PikaBot Returns: Malware Loader Sheds Complexity in New Attacks

Experts at Zscaler ThreatLabz have identified significant modifications in the functionality of the malicious software PikaBot. The new version, labeled 1.18.32, is currently undergoing a development and testing phase, during which the developers have notably streamlined the code’s structure by abandoning complex obfuscation methods and altering network communications.

First identified in May 2023, PikaBot functions as a malware loader and backdoor, facilitating the execution of commands and the delivery of payloads from a Command and Control (C2) server, thereby granting malefactors control over the infected host.

The analysis of PikaBot’s new version revealed that despite the simplification of the code, developers continue to focus on obfuscation, employing simpler encryption algorithms and interspersing “junk” code among legitimate instructions to complicate analysis. A pivotal change is that the entire bot configuration is now stored openly in a single memory block, diverging from the previous method where each element was encrypted and decoded at runtime. Additionally, the commands and encryption algorithms used to secure traffic with C2 servers have been modified.

This iteration of PikaBot suggests that the malware remains a significant cyber security threat and is in continuous evolution.

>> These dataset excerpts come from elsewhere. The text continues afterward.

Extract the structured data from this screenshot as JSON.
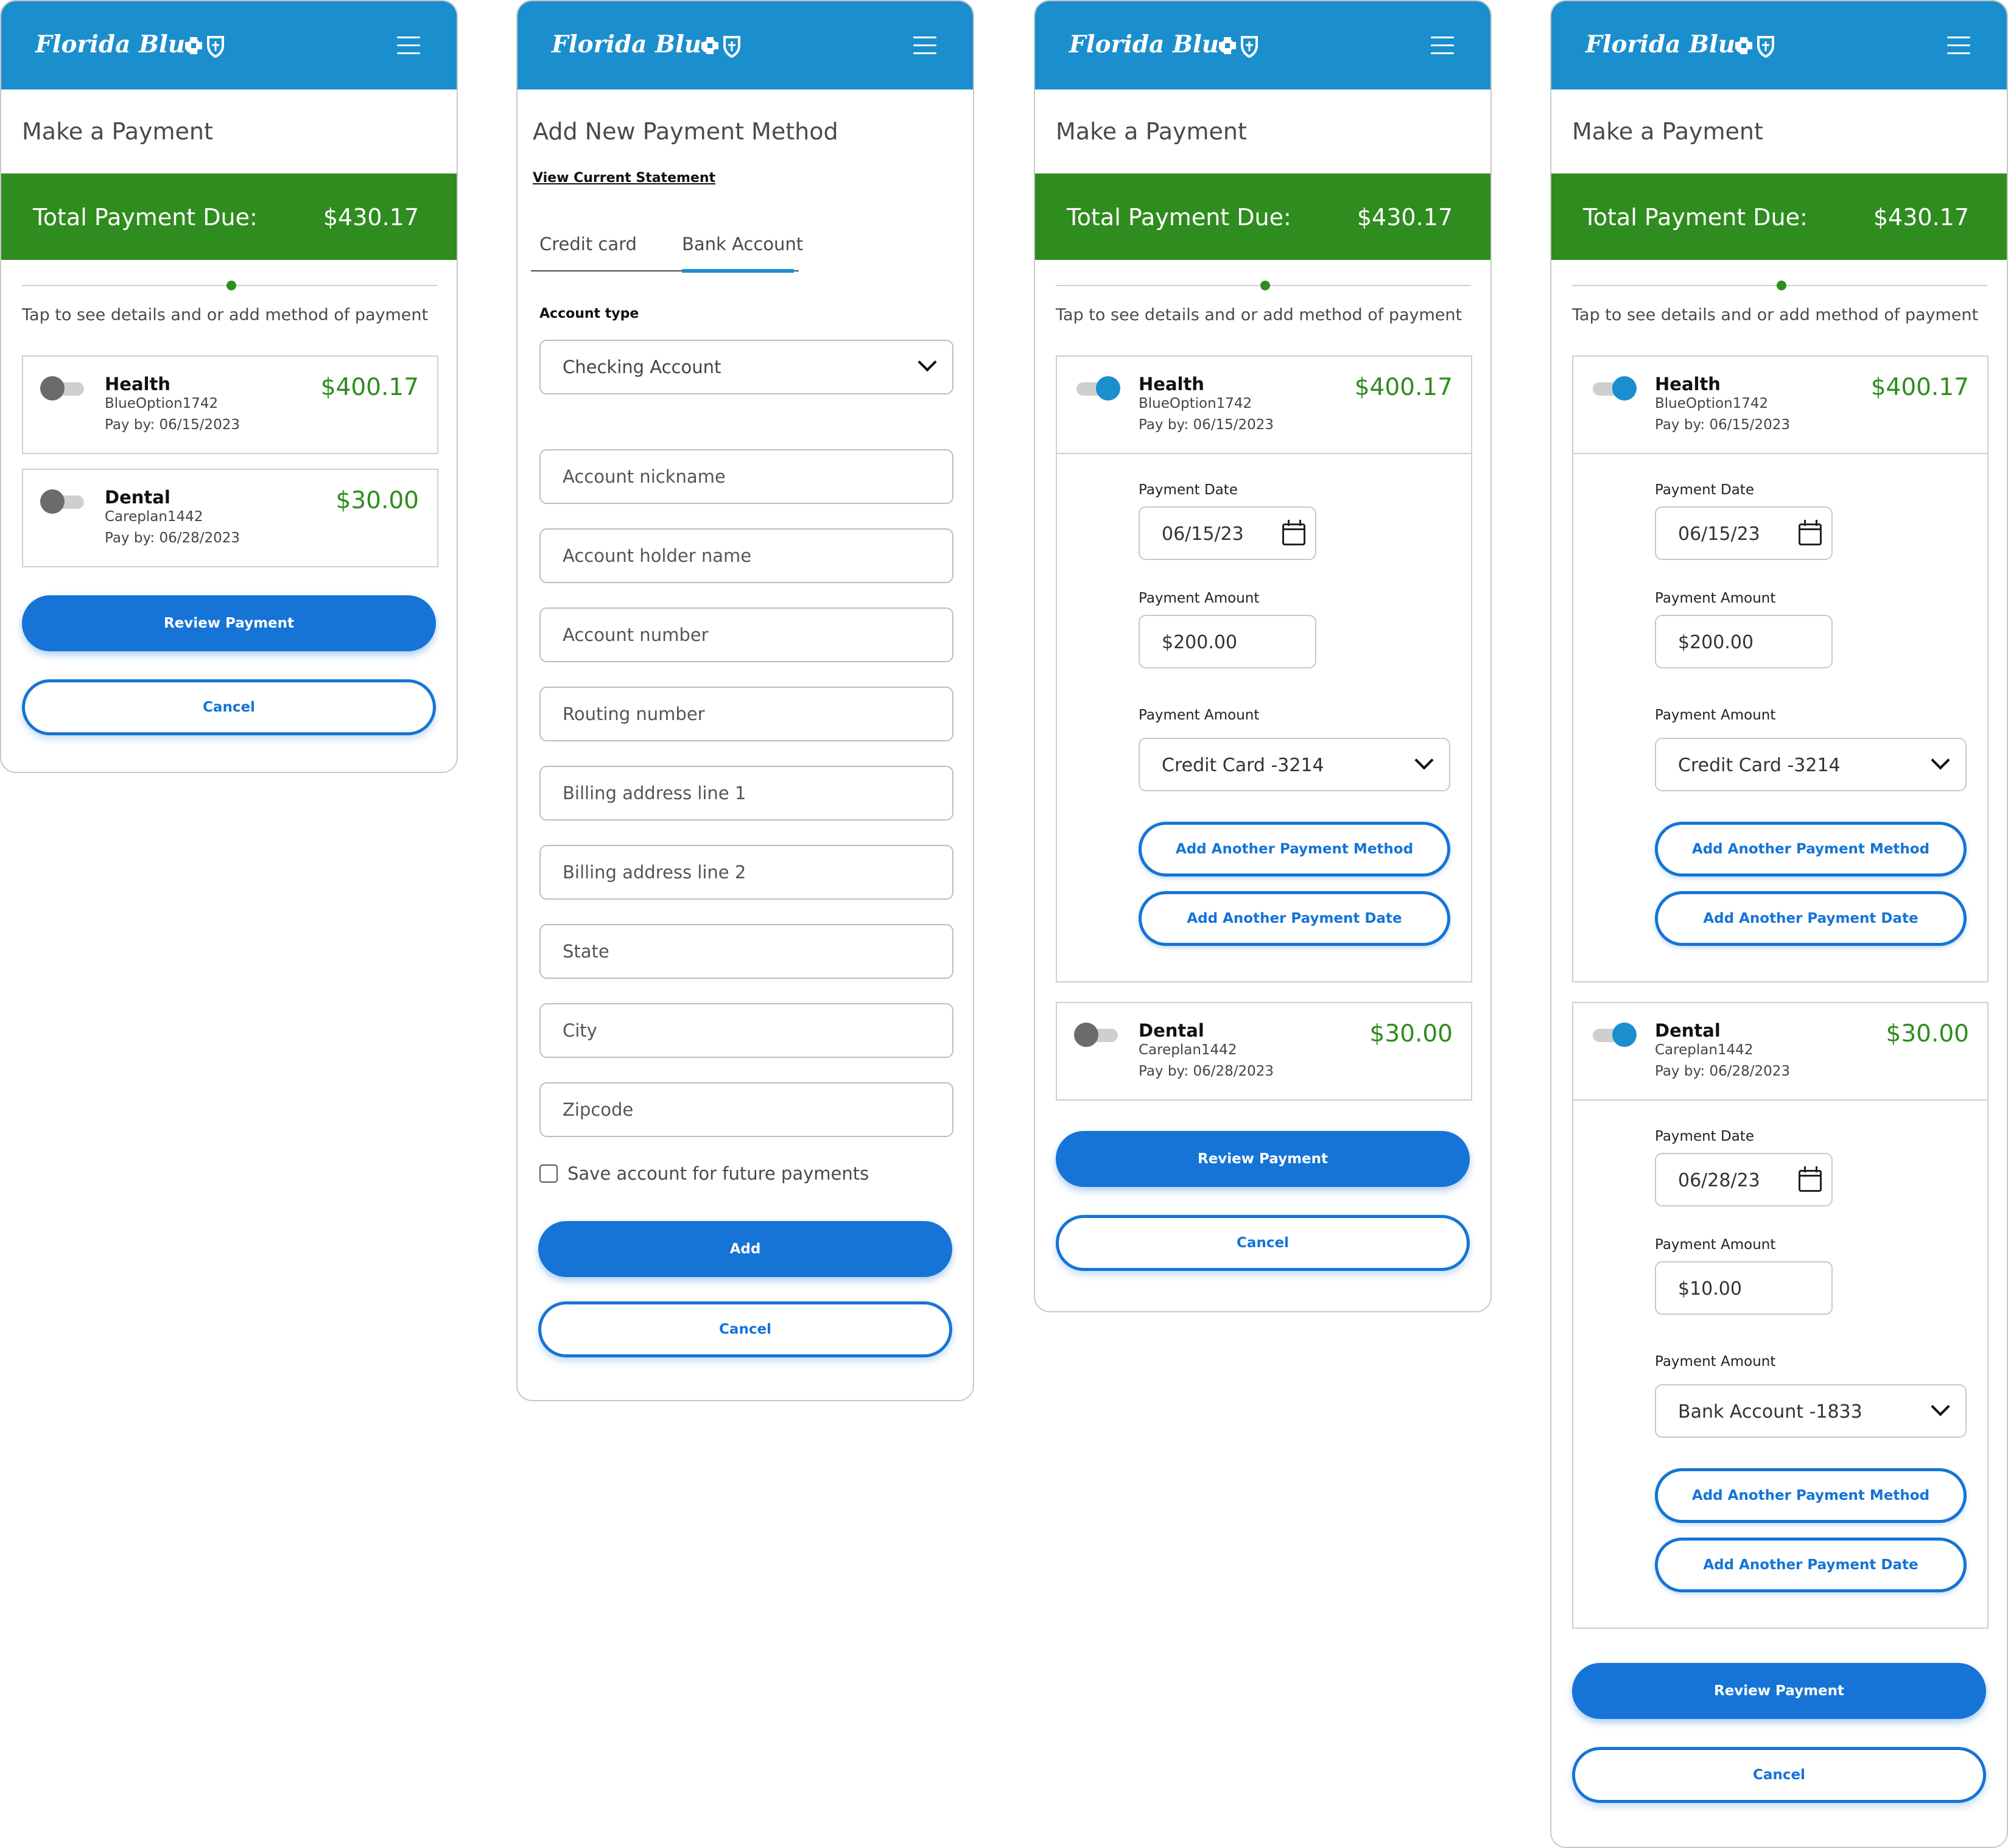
{
  "brand": {
    "name": "Florida Blue",
    "primary_color": "#1b8fcd",
    "action_color": "#1574d6",
    "success_color": "#2f8c1e"
  },
  "header": {
    "menu_icon": "hamburger-menu-icon",
    "logo_icon": "cross-shield-logo-icon"
  },
  "make_payment": {
    "title": "Make a Payment",
    "total_label": "Total Payment Due:",
    "total_amount": "$430.17",
    "instruction": "Tap to see details and or add method of payment",
    "plans": {
      "health": {
        "name": "Health",
        "plan_id": "BlueOption1742",
        "pay_by": "Pay by: 06/15/2023",
        "amount": "$400.17"
      },
      "dental": {
        "name": "Dental",
        "plan_id": "Careplan1442",
        "pay_by": "Pay by: 06/28/2023",
        "amount": "$30.00"
      }
    },
    "form_labels": {
      "payment_date": "Payment Date",
      "payment_amount": "Payment Amount",
      "payment_method": "Payment Amount"
    },
    "health_payment": {
      "date": "06/15/23",
      "amount": "$200.00",
      "method": "Credit Card -3214"
    },
    "dental_payment": {
      "date": "06/28/23",
      "amount": "$10.00",
      "method": "Bank Account -1833"
    },
    "add_method_label": "Add Another Payment Method",
    "add_date_label": "Add Another Payment Date",
    "review_label": "Review Payment",
    "cancel_label": "Cancel"
  },
  "add_method": {
    "title": "Add New Payment Method",
    "statement_link": "View Current Statement",
    "tabs": [
      {
        "label": "Credit card",
        "active": false
      },
      {
        "label": "Bank Account",
        "active": true
      }
    ],
    "account_type_label": "Account type",
    "account_type_value": "Checking Account",
    "fields": {
      "nickname": "Account nickname",
      "holder": "Account holder name",
      "number": "Account number",
      "routing": "Routing number",
      "address1": "Billing address line 1",
      "address2": "Billing address line 2",
      "state": "State",
      "city": "City",
      "zipcode": "Zipcode"
    },
    "save_checkbox_label": "Save account for future payments",
    "save_checked": false,
    "add_label": "Add",
    "cancel_label": "Cancel"
  }
}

In November, Cofense discovered that the malicious programs DarkGate and PikaBot are being disseminated by cybercriminals using the same methods as those employed in attacks featuring the QakBot trojan, which was neutralized in August. DarkGate and PikaBot are capable of delivering additional payloads to infected hosts, rendering them appealing to malefactors. Analysts have noted the resemblance between PikaBot and QakBot, based on identical distribution methods, campaigns, and malicious behaviors.